Pratikteki çalışma prensibi olarak sosyal medya etkileyicileri ay sonunda yapılan tüm reklamlar üzerinden Danışmanlık Ajansına toplu bir fatura keserek ödemelerini alabilmekte, Danışmanlık Ajansı ise ayrı ayrı reklam verenlere sağlanan hizmet kapsamında faturalandırma yapmaktadır. Hukuki ve idari anlamda sahip olduğu haklara çok da hâkim olmayan/olamayan çoğu sosyal medya etkileyicileri açısından bu tarz uygulamalar hayatı kolaylaştırır nitelikte olmakta ve oldukça yaygın bir uygulama haline gelmektedir. Bu çalışma konsepti pazarda yaygın ve yerleşik olarak uygulanmasına rağmen Kılavuz’da bu konseptin paydaşlarından bahsedilmemektedir. Akıllara gelen ilk soru ise herhangi bir ihlal meydana geldiğinde sosyal medya etkileyicileri ve reklam verenler arasında köprü görevi üstlenen danışmanlık ajanslarının hukuki yükümlülüklerinin ne olacağı, cezai yaptırımlara tabi tutulmalarının nasıl mümkün kılınacağı ve Kılavuz’un temas ettiği Reklam Hukuku kapsamında pozisyonunun ne olacağıdır. Bu itibarla aşağıda örneği verilerek açıklanmaya çalışılan husus hakkında Kılavuz’da açık bulunduğu ve acilen düzenlenmesi gerektiği yorumu yanlış olmayacaktır.

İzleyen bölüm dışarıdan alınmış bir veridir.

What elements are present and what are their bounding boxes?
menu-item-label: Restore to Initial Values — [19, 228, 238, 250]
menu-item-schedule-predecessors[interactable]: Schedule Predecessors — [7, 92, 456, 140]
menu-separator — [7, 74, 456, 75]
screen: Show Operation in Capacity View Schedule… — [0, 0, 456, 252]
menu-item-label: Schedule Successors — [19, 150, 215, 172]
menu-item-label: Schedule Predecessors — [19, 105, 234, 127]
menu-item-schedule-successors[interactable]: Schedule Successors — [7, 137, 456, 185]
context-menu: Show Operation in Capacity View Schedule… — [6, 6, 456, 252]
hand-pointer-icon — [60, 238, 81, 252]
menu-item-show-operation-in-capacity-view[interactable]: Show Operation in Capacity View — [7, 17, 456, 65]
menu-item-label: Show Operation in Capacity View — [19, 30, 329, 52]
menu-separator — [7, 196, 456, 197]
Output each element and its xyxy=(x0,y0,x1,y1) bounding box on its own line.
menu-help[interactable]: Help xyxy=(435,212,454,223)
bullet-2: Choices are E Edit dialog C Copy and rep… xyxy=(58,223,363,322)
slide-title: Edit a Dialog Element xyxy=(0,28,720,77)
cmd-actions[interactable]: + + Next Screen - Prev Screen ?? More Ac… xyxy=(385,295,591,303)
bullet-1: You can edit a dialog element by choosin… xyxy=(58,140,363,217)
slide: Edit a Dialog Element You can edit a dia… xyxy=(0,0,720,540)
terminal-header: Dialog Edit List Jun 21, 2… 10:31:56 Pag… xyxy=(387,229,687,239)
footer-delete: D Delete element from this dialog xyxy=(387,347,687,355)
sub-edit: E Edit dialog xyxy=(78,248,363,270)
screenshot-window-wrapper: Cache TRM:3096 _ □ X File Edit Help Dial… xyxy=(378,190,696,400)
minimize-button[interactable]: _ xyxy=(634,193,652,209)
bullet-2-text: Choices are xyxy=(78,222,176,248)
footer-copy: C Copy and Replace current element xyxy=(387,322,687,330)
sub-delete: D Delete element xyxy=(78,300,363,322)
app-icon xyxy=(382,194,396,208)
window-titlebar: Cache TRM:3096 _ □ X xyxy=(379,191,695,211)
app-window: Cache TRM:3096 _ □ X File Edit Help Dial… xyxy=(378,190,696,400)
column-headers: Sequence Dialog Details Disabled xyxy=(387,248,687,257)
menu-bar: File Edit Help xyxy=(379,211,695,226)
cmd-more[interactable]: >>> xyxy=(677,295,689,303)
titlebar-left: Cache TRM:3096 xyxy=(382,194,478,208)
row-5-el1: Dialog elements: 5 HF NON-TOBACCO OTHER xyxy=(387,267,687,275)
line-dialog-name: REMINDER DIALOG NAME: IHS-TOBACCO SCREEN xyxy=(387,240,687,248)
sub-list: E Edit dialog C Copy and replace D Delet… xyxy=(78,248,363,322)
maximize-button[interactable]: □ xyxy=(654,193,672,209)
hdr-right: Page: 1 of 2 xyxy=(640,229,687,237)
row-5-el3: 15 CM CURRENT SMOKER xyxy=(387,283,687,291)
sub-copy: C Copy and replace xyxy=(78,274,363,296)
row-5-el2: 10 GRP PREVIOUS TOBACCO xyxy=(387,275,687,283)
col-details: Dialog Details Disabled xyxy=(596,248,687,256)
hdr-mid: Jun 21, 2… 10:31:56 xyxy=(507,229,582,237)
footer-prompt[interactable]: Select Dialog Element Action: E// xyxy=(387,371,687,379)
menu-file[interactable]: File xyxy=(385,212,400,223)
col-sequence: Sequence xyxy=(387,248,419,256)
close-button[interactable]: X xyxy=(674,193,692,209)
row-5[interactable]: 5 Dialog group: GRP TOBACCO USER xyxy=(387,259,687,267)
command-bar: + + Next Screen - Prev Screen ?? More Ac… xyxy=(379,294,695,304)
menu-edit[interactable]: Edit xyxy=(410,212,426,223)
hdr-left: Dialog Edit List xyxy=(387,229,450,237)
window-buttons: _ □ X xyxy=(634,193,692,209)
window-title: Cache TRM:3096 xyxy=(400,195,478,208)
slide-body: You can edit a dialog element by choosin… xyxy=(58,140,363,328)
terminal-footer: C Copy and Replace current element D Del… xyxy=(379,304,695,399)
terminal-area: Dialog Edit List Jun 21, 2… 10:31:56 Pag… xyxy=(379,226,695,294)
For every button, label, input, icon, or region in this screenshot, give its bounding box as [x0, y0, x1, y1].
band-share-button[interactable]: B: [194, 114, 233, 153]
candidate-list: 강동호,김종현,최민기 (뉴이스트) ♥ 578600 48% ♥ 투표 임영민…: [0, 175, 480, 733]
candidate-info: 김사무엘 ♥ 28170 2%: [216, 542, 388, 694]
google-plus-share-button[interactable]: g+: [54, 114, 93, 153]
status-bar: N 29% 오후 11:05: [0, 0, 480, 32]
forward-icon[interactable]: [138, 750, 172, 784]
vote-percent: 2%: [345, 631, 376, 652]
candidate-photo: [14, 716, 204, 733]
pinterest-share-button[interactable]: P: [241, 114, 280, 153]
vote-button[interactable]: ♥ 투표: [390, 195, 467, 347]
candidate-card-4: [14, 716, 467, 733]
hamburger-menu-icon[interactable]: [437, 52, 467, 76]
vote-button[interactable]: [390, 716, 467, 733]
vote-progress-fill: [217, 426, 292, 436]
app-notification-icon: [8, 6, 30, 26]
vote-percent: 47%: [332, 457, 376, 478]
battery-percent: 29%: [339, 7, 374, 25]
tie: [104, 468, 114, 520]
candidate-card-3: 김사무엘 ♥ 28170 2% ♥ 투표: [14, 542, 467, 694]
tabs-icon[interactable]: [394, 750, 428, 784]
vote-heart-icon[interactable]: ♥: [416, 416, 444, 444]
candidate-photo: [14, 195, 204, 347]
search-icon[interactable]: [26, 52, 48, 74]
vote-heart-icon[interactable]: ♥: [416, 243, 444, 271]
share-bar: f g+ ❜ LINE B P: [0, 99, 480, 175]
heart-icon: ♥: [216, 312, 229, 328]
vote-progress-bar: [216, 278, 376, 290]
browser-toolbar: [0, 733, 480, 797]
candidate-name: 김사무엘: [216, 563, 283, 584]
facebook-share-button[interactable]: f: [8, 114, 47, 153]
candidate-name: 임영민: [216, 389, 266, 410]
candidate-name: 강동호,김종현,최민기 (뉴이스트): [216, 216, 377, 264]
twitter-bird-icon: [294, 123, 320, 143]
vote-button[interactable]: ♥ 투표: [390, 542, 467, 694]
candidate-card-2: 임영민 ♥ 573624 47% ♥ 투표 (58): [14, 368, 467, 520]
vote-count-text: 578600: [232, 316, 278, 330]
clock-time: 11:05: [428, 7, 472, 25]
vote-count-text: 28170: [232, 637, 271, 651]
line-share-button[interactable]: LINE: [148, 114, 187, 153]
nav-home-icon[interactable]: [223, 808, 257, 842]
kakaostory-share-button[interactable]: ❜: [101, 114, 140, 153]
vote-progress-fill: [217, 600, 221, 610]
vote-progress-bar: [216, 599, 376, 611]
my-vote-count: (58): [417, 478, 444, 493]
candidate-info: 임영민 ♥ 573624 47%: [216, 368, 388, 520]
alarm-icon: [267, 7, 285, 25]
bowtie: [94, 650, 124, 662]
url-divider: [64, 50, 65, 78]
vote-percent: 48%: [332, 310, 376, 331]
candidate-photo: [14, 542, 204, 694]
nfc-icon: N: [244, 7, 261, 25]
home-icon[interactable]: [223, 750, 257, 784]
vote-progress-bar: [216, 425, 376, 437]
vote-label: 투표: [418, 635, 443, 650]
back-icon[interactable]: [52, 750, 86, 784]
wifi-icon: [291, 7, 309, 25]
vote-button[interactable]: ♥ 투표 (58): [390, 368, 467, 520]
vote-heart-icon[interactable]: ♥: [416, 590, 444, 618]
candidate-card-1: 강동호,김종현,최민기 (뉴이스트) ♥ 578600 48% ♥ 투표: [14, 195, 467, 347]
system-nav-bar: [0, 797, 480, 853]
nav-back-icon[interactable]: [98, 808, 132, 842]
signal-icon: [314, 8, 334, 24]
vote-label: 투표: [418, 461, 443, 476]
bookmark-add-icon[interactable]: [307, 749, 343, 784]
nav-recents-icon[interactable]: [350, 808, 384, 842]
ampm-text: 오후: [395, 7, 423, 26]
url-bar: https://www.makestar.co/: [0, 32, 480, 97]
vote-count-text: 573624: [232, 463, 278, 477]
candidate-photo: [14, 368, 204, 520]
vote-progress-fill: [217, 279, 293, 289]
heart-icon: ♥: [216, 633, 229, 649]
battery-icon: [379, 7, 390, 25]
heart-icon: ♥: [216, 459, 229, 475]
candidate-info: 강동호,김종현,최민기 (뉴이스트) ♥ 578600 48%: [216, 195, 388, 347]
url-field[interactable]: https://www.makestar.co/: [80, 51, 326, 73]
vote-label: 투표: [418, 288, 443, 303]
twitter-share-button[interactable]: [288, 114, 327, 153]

Örneğin, X ürününün reklamı açısından reklam veren Danışmanlık Ajansına ulaşmakta, reklam veren aydınlatma yükümlülüğü kapsamında bildirimde bulunmakta ve ilgili mevzuata uyulmasını uyarmakta; Danışmanlık ajansı işi sosyal medya etkileyicilerine aktarırken bu bildirimden hiç bahsetmemekte ve X ürünü ile ilgili yapılan reklamda Kılavuzdaki şartlara uyulmuyor olduğunda Danışmanlık Ajansı neye dayanılarak kusuru oranında sorumlu tutulabilecektir?
-
Sonuç
Sosyal medyanın ulaşım kolaylığı sayesinde insanlar üzerindeki etkisi ve reklamcılık sektörüne katkısı inanılmaz boyutlara ulaşmıştır. Dünya çapında bir ihtiyaç haline gelmiş ve Türkiye’de de sonunda etki gücü fark edilmiş bu alanlarla ilgili hukuki düzenlemeler yavaş ancak aceleci bir tutumla literatürümüze girmeye başlamıştır. Bunun doğal bir sonucu olarak meydana getirilen metinler sektörden haberdar olmayan bir bakış açısıyla düzenlenmiş ve eksiklikleri koruduğu alanlardan belki daha büyük bir hacme sahip olmuştur. Bu kapsamda; öncelikle denetim faaliyetleri yürütecek bir bağımsız kuruluşun mevcudiyetinin gerekliliği, önem sıralamasında başı çekmektedir. Hem sosyal medya mecralarının hem de sosyal medya etkileyicilerinin sayısı astronomik boyutlara ulaştığından var olan herhangi bir idari otoritenin bu iş yükünü kaldıramayacağı kuvvetle muhtemeldir. Dolayısıyla kısa süre içerisinde getirilmesi gereken ilk yenilik denetçi bir kurulun oluşturulmasıdır.
Bunun dışında sektör gerçeği olan Danışmanlık Ajansı faaliyetleri oldukça elzem nitelik taşırken Kılavuz’da yer almaması; küçük balıkların daha da yok olmasını ve büyük balığın fütursuzca beslenmesini sağlayacak, büyük mağduriyetlere yol açacaktır. Bu kısımdaki düzenlemeler genişletilirken yaptırımların ve cezaların daha net şekilde düzenlenmesi denklemdeki tüm faktörler açısından yarar sağlayacak ve kanunilik ilkesini uygulamada yaşatacaktır.
Son olarak hassasiyet teşkil ettiğinden sağlık kuruluşları ve özellikle eczanelerden sağlanan ürünler teriminin spesifikleştirilmesi, kozmetik nitelik teşkil eden ürünlerin kapsam dışı bırakılmasını ve kanunun korumaya çalıştığı değeri daha net görebilmeyi sağlayacaktır.